The industry has long been handcuffed by state and federal laws that discourage promoting the benefits of wine, with some of those restrictions dating back to the repeal of Prohibition in 1933. . .Ann Althouse notes that winemakers have been reluctant to litigate in defense of positive wine labels or advertising.
"Yes, we'd all like to make hay of this, and we'll do what we can, but we are very constrained," said Michael Mondavi, founder and president of Folio Fine Wine Partners, a producer and importer of wines here.
As an industry that is closely regulated by the Alcohol and Tobacco Tax and Trade Bureau, Mr. Mondavi said, "it is blatantly against the law for any alcoholic beverage producers to make any health claim regardless of the facts or the accuracy."
"Until that regulation is changed or modified in some way so that we can talk about the positive health aspects that are proven," said Mr. Mondavi, the older son of famed winemaker Robert Mondavi, "we have to sit on our hands and wait for others to pick up the story."
Others have not been so passive.
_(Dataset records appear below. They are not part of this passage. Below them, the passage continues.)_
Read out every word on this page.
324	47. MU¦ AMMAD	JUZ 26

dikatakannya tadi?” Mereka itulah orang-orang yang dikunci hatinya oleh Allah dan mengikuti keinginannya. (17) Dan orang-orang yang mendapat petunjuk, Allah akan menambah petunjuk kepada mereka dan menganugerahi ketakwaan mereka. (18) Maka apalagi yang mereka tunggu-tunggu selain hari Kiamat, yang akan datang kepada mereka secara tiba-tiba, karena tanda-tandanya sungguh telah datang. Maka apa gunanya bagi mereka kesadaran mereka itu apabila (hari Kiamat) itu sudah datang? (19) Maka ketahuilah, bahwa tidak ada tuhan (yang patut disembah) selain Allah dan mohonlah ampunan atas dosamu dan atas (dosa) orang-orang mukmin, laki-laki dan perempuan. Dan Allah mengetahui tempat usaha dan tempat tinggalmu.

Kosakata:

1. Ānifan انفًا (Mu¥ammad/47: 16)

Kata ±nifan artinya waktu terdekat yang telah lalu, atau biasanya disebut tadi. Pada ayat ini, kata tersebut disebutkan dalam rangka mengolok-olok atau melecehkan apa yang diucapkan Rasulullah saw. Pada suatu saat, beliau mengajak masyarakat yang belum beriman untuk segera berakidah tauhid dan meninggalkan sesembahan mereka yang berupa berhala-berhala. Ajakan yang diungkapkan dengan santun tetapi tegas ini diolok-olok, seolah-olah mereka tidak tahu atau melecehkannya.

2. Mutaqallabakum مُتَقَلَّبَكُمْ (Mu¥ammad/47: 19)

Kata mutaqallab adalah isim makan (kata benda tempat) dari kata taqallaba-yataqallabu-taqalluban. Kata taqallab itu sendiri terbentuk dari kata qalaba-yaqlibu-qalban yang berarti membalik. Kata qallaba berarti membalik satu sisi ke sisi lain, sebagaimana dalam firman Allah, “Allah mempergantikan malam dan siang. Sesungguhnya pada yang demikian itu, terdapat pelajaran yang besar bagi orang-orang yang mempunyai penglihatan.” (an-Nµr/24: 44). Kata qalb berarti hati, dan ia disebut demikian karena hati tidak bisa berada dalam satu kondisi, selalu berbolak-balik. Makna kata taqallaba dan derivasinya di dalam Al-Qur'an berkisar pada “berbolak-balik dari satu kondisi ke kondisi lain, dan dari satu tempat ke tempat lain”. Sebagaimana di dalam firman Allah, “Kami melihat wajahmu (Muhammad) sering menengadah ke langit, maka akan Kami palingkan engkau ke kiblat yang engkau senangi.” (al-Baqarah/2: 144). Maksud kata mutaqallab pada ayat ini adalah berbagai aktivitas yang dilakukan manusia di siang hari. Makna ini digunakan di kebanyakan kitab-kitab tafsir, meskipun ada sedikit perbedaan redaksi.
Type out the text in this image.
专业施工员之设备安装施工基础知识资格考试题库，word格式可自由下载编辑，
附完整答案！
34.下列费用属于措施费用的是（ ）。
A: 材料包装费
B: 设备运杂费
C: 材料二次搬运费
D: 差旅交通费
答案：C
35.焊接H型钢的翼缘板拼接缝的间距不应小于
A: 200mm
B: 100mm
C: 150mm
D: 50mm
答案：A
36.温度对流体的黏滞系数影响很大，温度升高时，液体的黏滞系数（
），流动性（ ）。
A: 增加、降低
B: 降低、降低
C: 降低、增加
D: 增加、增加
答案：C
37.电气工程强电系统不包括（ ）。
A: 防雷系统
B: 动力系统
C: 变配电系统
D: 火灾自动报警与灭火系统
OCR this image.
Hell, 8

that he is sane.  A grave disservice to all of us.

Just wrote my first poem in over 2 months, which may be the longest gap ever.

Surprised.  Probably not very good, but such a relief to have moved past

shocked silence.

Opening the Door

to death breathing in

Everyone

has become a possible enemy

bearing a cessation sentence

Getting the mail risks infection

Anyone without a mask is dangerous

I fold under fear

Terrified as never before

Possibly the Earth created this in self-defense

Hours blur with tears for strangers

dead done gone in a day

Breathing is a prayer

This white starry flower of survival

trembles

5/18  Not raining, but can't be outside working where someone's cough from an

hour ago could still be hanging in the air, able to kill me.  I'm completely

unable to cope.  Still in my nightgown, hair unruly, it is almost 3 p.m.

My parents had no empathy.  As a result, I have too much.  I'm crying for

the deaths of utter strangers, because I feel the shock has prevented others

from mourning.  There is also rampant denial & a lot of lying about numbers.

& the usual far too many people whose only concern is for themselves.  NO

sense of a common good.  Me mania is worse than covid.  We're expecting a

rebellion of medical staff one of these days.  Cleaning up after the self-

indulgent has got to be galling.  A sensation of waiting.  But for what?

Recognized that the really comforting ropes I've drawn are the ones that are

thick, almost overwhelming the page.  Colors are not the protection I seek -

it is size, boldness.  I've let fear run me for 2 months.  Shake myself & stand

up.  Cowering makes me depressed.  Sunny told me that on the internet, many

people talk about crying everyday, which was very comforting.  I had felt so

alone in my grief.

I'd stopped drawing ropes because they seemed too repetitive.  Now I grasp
Several years ago, the Competitive Enterprise Institute sued the Bureau of Alcohol Tobacco and Firearms for its de facto ban on positive health claims about alcoholic beverages, arguing that consumers would benefit from learning more about the helath benefits of moderate consumption.. (See the details of their case here and here.) The case was dismissed as unripe, but I would not be surprised if CEI took another shot.